Twin Lakes is also a significant spot in Southeast Alaska for birds. It’s still part of the Mendenhall Wetlands complex—designated an Important Bird Area in 2007 by the National Audubon Society—although Egan Drive bisects it from the 3,76-acre Mendenhall Wetlands State Game Refuge. As a whole, the Mendenhall Wetlands network has the third-greatest acreage of vegetated tidal salt marsh of all estuaries in Southeast Alaska and is widely acknowledged to be one of the key migratory waterfowl and shorebird stopover locations of coastal Alaska. 

Approximately 230 species have been observed and reported in the area. That plus nearly a dozen different mammals, eight anadromous fish species, and an abundance of marine life according to the Southeast Alaska Land Trust.

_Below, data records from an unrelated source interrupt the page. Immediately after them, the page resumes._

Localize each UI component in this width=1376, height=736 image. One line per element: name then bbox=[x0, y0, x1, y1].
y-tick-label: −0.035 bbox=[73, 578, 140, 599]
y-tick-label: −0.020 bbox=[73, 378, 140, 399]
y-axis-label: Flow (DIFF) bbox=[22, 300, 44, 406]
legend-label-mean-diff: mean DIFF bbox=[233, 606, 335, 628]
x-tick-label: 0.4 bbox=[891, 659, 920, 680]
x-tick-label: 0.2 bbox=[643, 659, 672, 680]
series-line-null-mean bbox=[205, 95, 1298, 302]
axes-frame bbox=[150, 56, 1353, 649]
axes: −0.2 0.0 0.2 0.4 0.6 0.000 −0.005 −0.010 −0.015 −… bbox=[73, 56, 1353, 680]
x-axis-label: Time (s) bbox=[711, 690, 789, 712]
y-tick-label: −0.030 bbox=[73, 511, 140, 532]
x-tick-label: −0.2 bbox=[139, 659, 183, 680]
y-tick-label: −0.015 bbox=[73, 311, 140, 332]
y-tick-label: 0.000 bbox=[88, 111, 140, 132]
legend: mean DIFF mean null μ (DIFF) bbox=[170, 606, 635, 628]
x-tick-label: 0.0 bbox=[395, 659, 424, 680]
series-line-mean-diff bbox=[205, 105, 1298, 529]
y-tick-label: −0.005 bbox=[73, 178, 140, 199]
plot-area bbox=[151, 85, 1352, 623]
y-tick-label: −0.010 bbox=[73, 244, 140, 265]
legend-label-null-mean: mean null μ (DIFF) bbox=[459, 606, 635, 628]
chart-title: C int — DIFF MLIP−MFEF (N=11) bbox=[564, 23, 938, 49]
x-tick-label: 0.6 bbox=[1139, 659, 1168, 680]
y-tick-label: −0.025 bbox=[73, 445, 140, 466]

And of course, Twin Lakes is also a stop along the Southeast Alaska Birding Trail—one of 19 sites in Juneau and Douglas Island. The side-by-side lakes attract both migrating and wintering waterfowl, resulting in common observations like Mallard, Greater and Lesser Scaup, Bufflehead, and Common and Hooded Merganser. More rare ducks such as Redhead and Canvasback may show up here. American Dippers can be seen in the small stream flowing into the lakes. 

The project may also get plenty of attention this summer since that's the height of tourism season in Juneau and Southeast. According to a study by Audubon Alaska and the University of Alaska Fairbanks, nearly 300,000 visitors came to Southeast in 2016, spending $378 million and supporting more than 4,000 jobs. In 2023, Alaska’s cruise industry drew nearly 1.7 million passengers to the region—with no signs of slowing down in 2024. The 2023-launched Southeast Alaska Birding Trail app was designed to highlight these birding opportunities in Southeast, which "would add welcome diversity to an economy that land managers and locals seek to shift away from dependence on extraction-based industries," reads a story about the app recently published in Audubon Magazine.

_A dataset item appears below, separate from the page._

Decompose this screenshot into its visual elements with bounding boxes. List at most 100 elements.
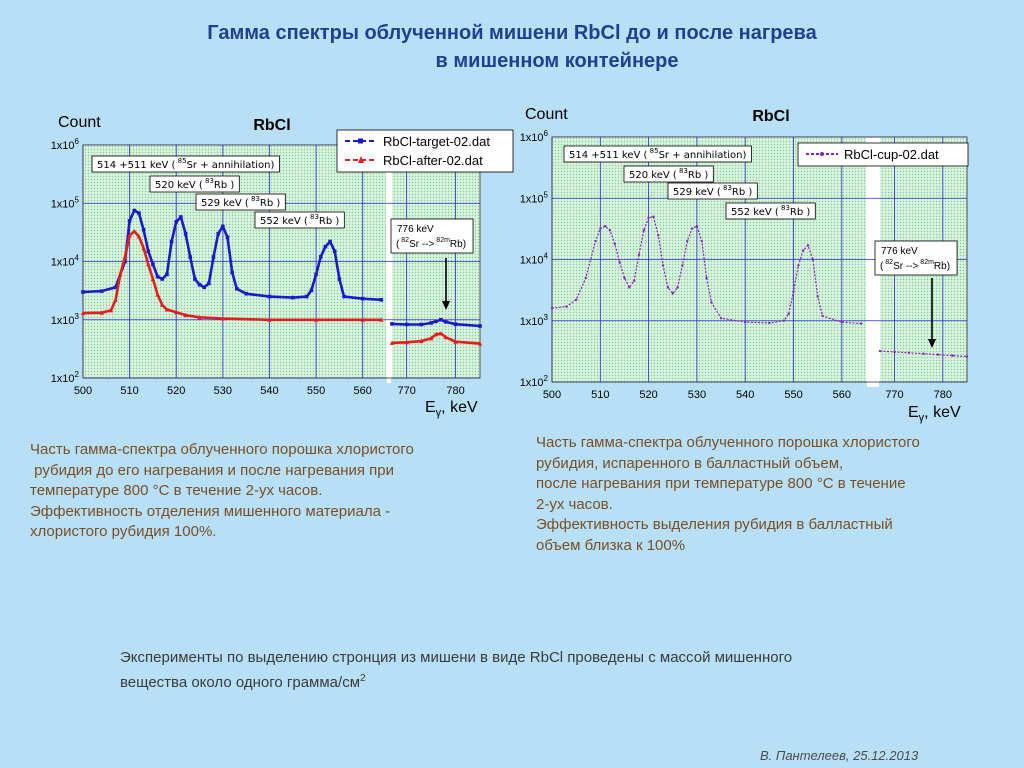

The Planet and Bird Walk project has received funding from the Juneau Community Foundation's Blackwell Fund, Douglas-Dornan Foundation, and donors to the Marie Drake Planetarium and Juneau Audubon Society.

For the launch, Della Rosa and Wright have been discussing a party on Summer Solstice. Della Rosa has been kicking around the idea of folks getting a sticker that says, “I walked the Planet and Bird Walk at Twin Lakes”—or something similar.

So if you’re in Juneau this summer, get off Uranus and check out the Planet and Bird Walk at Twin Lakes.